• Cannes recycle les gauchistes comme elle le peut et les habille en smoking

     Cannes recycle les gauchistes comme elle le peut et les habille en smoking

    On n’a pas trop fait attention, mais la dernière édition du Festival de Cannes vient de démontrer qu’entre la promotion commerciale de films de qualité plus ou moins douteuse, cette manifestation est devenue profondément politique. Cela n’étonnera pas Jean-Luc Godard qui a souvent dit et répété que les images n’étaient jamais politiquement neutres. On lui donnera raison pour une fois. Mais quel message politique défend le Festival de Cannes ? En réalité, il défend plusieurs causes à la fois.

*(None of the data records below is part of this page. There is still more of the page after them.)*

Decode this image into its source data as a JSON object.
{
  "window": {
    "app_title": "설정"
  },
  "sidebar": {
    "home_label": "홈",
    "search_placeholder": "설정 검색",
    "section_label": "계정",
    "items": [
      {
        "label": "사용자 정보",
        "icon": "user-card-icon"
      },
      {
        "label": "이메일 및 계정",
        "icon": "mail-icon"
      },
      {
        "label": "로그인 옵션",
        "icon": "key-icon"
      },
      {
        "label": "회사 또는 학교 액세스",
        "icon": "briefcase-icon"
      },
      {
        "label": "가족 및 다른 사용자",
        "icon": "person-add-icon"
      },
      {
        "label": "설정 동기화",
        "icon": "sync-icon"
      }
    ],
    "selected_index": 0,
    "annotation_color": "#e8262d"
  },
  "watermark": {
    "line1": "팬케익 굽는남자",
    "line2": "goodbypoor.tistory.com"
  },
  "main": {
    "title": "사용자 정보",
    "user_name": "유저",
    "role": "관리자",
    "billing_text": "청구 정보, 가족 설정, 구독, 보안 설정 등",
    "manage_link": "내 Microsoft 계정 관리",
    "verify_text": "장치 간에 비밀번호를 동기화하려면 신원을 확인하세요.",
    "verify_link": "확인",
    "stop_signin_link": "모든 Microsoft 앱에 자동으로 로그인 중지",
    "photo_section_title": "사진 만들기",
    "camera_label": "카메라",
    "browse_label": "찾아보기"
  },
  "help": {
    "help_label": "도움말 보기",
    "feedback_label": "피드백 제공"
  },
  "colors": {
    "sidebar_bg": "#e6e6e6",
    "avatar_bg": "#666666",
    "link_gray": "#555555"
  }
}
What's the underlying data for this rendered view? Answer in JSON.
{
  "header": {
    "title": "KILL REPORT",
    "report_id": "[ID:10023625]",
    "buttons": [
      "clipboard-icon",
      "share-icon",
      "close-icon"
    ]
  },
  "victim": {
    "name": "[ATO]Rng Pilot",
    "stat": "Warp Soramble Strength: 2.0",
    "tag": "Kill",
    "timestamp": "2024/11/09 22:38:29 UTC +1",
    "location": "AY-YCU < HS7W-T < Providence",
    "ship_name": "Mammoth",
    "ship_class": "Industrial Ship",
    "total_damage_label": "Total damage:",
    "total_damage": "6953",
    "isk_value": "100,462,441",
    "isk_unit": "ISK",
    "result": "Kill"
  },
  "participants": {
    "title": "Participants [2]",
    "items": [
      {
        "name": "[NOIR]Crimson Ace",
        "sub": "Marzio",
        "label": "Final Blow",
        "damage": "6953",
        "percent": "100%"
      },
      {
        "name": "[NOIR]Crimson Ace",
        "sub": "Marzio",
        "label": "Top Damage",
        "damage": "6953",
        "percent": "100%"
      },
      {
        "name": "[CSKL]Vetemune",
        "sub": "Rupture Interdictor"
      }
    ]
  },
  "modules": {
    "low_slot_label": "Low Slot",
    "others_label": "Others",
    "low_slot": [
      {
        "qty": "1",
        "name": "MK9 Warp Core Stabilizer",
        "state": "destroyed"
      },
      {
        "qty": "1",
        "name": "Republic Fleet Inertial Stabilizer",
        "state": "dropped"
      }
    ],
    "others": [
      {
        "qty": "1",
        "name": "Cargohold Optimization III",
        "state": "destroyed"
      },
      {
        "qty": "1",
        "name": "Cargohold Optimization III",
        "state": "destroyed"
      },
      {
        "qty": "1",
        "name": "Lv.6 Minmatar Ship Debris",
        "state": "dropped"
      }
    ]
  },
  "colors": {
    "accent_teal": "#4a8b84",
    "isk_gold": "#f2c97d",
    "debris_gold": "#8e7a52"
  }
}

Alors que tout le monde estime que l’œuvre de Godard est depuis des décennies derrière lui, voilà ce cinéaste récompensé d’une Palme d’or spéciale. On peut se demander ce que cette Palme d’or a de spécial, mais en se souvenant en même temps que Godard est un antisémite déclaré[1], ça semble évident. De la même manière, le médiocre Ken Loach, il y a quelques années, avait obtenu une deuxième Palme d’or alors qu’il est un antisémite déclaré et un champion des BDS, militant ouvertement pour la discrimination des artistes et universitaires israéliens, même s’ils sont critiques vis-à-vis de la politique de leur pays[2]. On peut se demander de quoi le Festival de Cannes est le nom.  

    Cannes recycle les gauchistes comme elle le peut et les habille en smoking 

    Mais cela ne suffit pas au Festival de Cannes qui est une manifestation de plus en plus sans contenu et qui pourtant prétend donner la leçon au monde entier. Voilà que le Festival, sans doute pour célébrer le cinquantenaire lugubre de Mai 68 a invité des vieux cons comme Daniel Cohn-Bendit et Romain Goupil, anciens soixante-huitards, prétendus révolutionnaires, recyclés dans la macronnerie. A quel titre les inviter ? Ces deux cuistres qui faisaient profession de foi révolutionnaire et voulaient interdire en Mai 68 ce même Festival de Cannes qu’ils trouvaient trop bourgeois, apprécient qu’on leur déroule le tapis rouge pour monter les marches du Palais des Festivals. Les deux compères auraient ainsi réalisé un film, La traversée, à leur propre gloire en invitant Macron à y faire une apparition. On comprend sans même avoir assisté à la projection de ce film « documentaire » qu’il s’agit de promouvoir la pensée mondialiste et libérale en action comme le dernier horizon du mouvement de l’histoire.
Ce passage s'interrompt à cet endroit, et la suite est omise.